CIPS News


Shortages to last for six more months warn supply chain managers

CIPS 20 December 2021

Supply chain disruption and the associated increase in prices is likely to last well into 2022.

  • The majority (71%) of UK supply chain managers experiencing disruption and shortages expect it to last for 6 months or more
  • Almost half (48%) of those impacted have increased prices as a result of disruption   
  • A third of supply chain managers in the UK who experienced disruption have brought production back to British shores as ties are cut with international suppliers

Supply chain disruption and the associated increase in prices is likely to last well into 2022, new research has found, as British businesses continue to grapple with the long-term impact of the COVID-19 pandemic on UK supply chains.

A survey of 228 UK supply chain managers by the Chartered Institute of Procurement & Supply (CIPS) found that 85% of all respondents had experienced supply chain disruption this year. These professionals expect the disruption to continue well into the new year, with nearly three quarters (71%) expecting their supply chain interruptions to last for 6 months or more. Over a third (36%) expect shortages to exceed 12 months*.

The research reveals the scale of the damage to UK businesses, with risk-laden supply chains setting off a chain reaction of shortages and interruptions. Of those who experienced disruption, nearly half (48%) had increased the cost of their products and 14% were forced to stop selling some products altogether.

These disordered supply chains have also caused significant financial issues for firms, with 91% of those experiencing disruption stating the shortages had put financial pressure on their organisation in the last year.

The impact of shortages on UK businesses

- Delivery delays 71%

- Forced to ovr order stock 49%

- Increased prices 48%

- Less time/emphasis spent on sustainability 34%

- Revised product offering 17%

Dr John Glen, Chief Economist, Chartered Institute of Procurement & Supply (CIPS), said:

“Many businesses may have had the end of supply shortages on their Christmas wish list, but it seems they will be left disappointed with supply chain disruption expected to continue well into 2022. The disruption of this year has highlighted how important smooth running supply chains are to the business community, the economy and the public.
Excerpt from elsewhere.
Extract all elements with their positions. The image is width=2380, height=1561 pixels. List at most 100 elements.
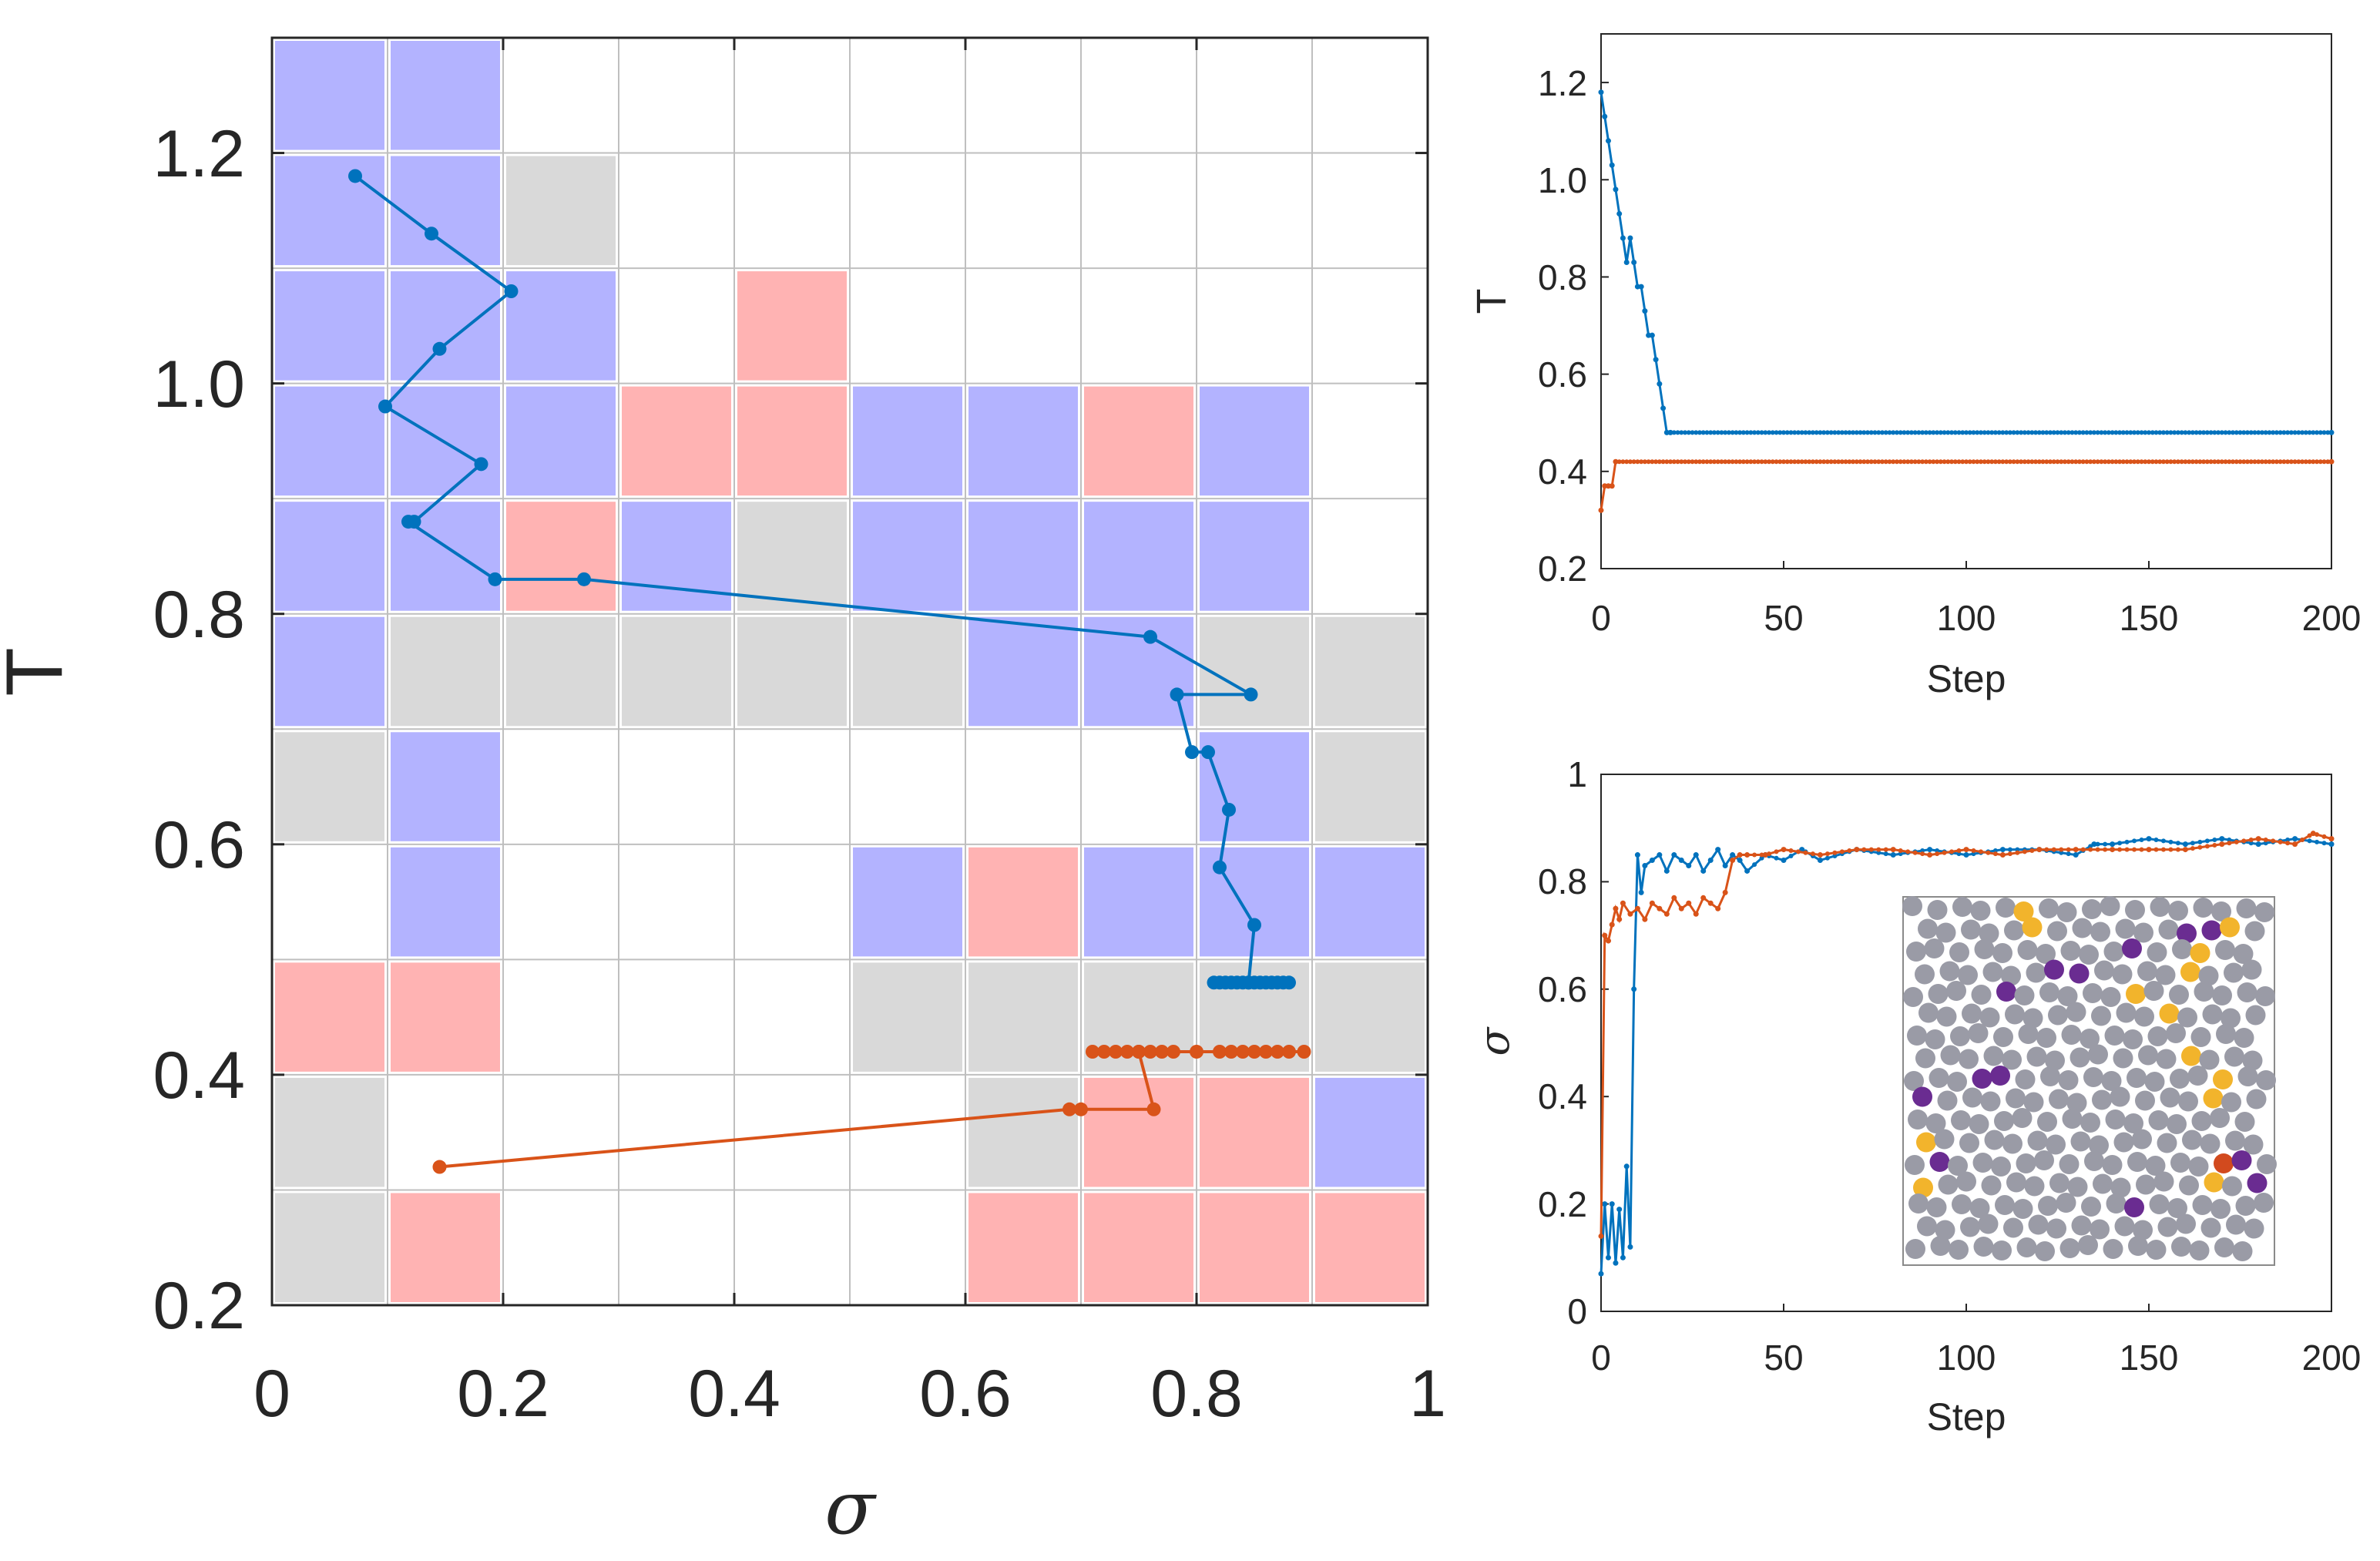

As supply chain managers continue to grapple with the magnitude of the challenges of the last year businesses and consumers alike should brace for increased prices and a lack of product choice for some months to come.”
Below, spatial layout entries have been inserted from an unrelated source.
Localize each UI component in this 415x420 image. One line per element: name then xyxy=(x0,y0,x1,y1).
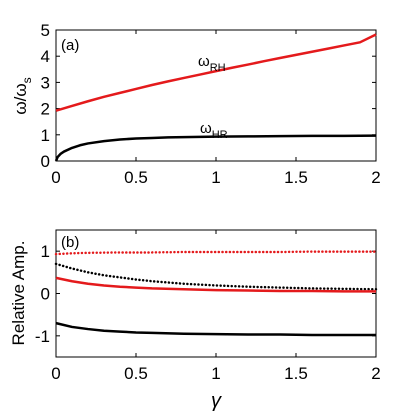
panel-0-xtick-label: 0 xyxy=(51,168,60,187)
panel-0-ytick-label: 3 xyxy=(41,73,50,92)
panel-1-xtick-label: 0.5 xyxy=(124,364,148,383)
panel-0-ylabel: ω/ωs xyxy=(11,77,34,114)
panel-0-series-1-line xyxy=(54,134,377,162)
panel-1-xlabel: γ xyxy=(211,390,222,412)
panel-0-ytick-label: 2 xyxy=(41,100,50,119)
panel-0-xtick-label: 0.5 xyxy=(124,168,148,187)
panel-0-series-0-label: ωRH xyxy=(198,53,226,74)
panel-0-xtick-label: 2 xyxy=(371,168,380,187)
panel-0-series-0-label-main: ω xyxy=(198,53,210,70)
panel-0-ytick-label: 1 xyxy=(41,126,50,145)
panel-1-xtick-label: 1 xyxy=(211,364,220,383)
panel-0-ytick-label: 5 xyxy=(41,21,50,40)
panel-0-label: (a) xyxy=(61,37,79,54)
panel-0-series-1-label: ωHR xyxy=(200,120,228,141)
panel-1-series-2-line xyxy=(55,276,376,293)
panel-1-xtick-label: 0 xyxy=(51,364,60,383)
panel-0-series-0-line xyxy=(55,33,377,112)
panel-1-axes-box xyxy=(55,229,377,358)
panel-0-ylabel-sub: s xyxy=(20,77,34,83)
panel-1-label: (b) xyxy=(61,234,79,251)
panel-0-xtick-label: 1 xyxy=(211,168,220,187)
panel-1-ytick-label: 1 xyxy=(41,242,50,261)
panel-0-series-1-label-main: ω xyxy=(200,120,212,137)
panel-0-ytick-label: 0 xyxy=(41,152,50,171)
panel-1-xtick-label: 2 xyxy=(371,364,380,383)
panel-1-ylabel: Relative Amp. xyxy=(9,241,28,346)
panel-1-ytick-label: -1 xyxy=(35,327,50,346)
panel-0-ylabel-main: ω/ω xyxy=(11,83,30,114)
panel-0-series-0-label-sub: RH xyxy=(210,62,226,74)
panel-0-ytick-label: 4 xyxy=(41,47,50,66)
panel-1-xtick-label: 1.5 xyxy=(284,364,308,383)
panel-1-series-0-line xyxy=(54,250,378,256)
panel-1-ytick-label: 0 xyxy=(41,285,50,304)
panel-1-series-3-line xyxy=(55,321,376,337)
panel-1-series-1-line xyxy=(54,262,378,291)
panel-0-xtick-label: 1.5 xyxy=(284,168,308,187)
panel-0-series-1-label-sub: HR xyxy=(212,129,228,141)
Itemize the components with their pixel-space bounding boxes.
Shortages causes businesses to look for more UK suppliers

A third of UK supply chain managers who experienced disruption have replaced some international suppliers with UK alternatives as a direct result of supply chain disruption, while a further 12% intend to but have not found any suitable UK replacement suppliers yet.

Over 1 in 10 (15%) report that international suppliers had stopped working with them as a direct result of supply chain disruption, showing the shortening of supply chains is occurring in both directions.

Dr John Glen added:

“Many supply chain managers have turned to more local suppliers to adapt to these challenges, and while this may be a suitable solution for some, the unpredictable nature of supply chains means relying on a small pool of suppliers is always a dangerous game to play. Supply chain managers looking ahead to the new year should diversify their supply chain as much as possible and aim to build strong relationships with their existing suppliers to ensure they are in the best possible place to adapt to any future disruption.” 
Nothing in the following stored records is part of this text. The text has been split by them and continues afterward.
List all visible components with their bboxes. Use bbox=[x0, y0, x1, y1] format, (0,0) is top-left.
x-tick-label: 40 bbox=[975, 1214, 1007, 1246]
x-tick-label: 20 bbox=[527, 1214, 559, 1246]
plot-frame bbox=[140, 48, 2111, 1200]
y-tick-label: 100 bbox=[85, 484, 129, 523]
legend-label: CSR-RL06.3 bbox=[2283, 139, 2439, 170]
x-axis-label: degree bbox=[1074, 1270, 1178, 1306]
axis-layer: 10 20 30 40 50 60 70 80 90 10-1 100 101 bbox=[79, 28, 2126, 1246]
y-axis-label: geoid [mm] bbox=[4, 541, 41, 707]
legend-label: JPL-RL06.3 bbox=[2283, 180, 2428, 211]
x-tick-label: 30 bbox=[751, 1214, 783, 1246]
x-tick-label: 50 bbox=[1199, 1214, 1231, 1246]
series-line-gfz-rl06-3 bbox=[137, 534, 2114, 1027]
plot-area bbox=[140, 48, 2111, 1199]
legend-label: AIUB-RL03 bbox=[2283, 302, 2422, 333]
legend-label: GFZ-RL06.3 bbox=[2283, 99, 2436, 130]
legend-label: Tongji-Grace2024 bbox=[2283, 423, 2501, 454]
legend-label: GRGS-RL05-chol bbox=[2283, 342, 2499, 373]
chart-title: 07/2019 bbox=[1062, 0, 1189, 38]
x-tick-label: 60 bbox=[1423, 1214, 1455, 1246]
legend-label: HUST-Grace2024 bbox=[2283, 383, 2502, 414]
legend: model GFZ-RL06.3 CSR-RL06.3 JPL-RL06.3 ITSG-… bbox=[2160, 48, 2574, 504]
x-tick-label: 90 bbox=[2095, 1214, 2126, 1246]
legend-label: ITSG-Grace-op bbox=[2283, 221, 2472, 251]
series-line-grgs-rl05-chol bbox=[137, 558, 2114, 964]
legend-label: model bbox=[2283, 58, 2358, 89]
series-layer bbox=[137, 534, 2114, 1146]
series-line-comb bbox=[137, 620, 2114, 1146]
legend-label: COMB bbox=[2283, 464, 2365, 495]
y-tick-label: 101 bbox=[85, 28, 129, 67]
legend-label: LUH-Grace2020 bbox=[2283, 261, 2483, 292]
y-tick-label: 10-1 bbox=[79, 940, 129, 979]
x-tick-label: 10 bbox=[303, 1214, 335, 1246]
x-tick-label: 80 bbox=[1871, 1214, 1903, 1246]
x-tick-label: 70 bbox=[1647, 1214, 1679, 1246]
*Throughout this release unless otherwise stated the data is a percentage of the 85% of respondents who had experienced supply chain disruption in the last year. For completeness, 60.25% of all respondents expect supply chain disruption to last six months or more.

About the survey 

These findings were drawn from a survey of 228 UK supply chain managers, 193 of which had experienced supply chain disruption. The survey ran from 18 November to 2 December 2021.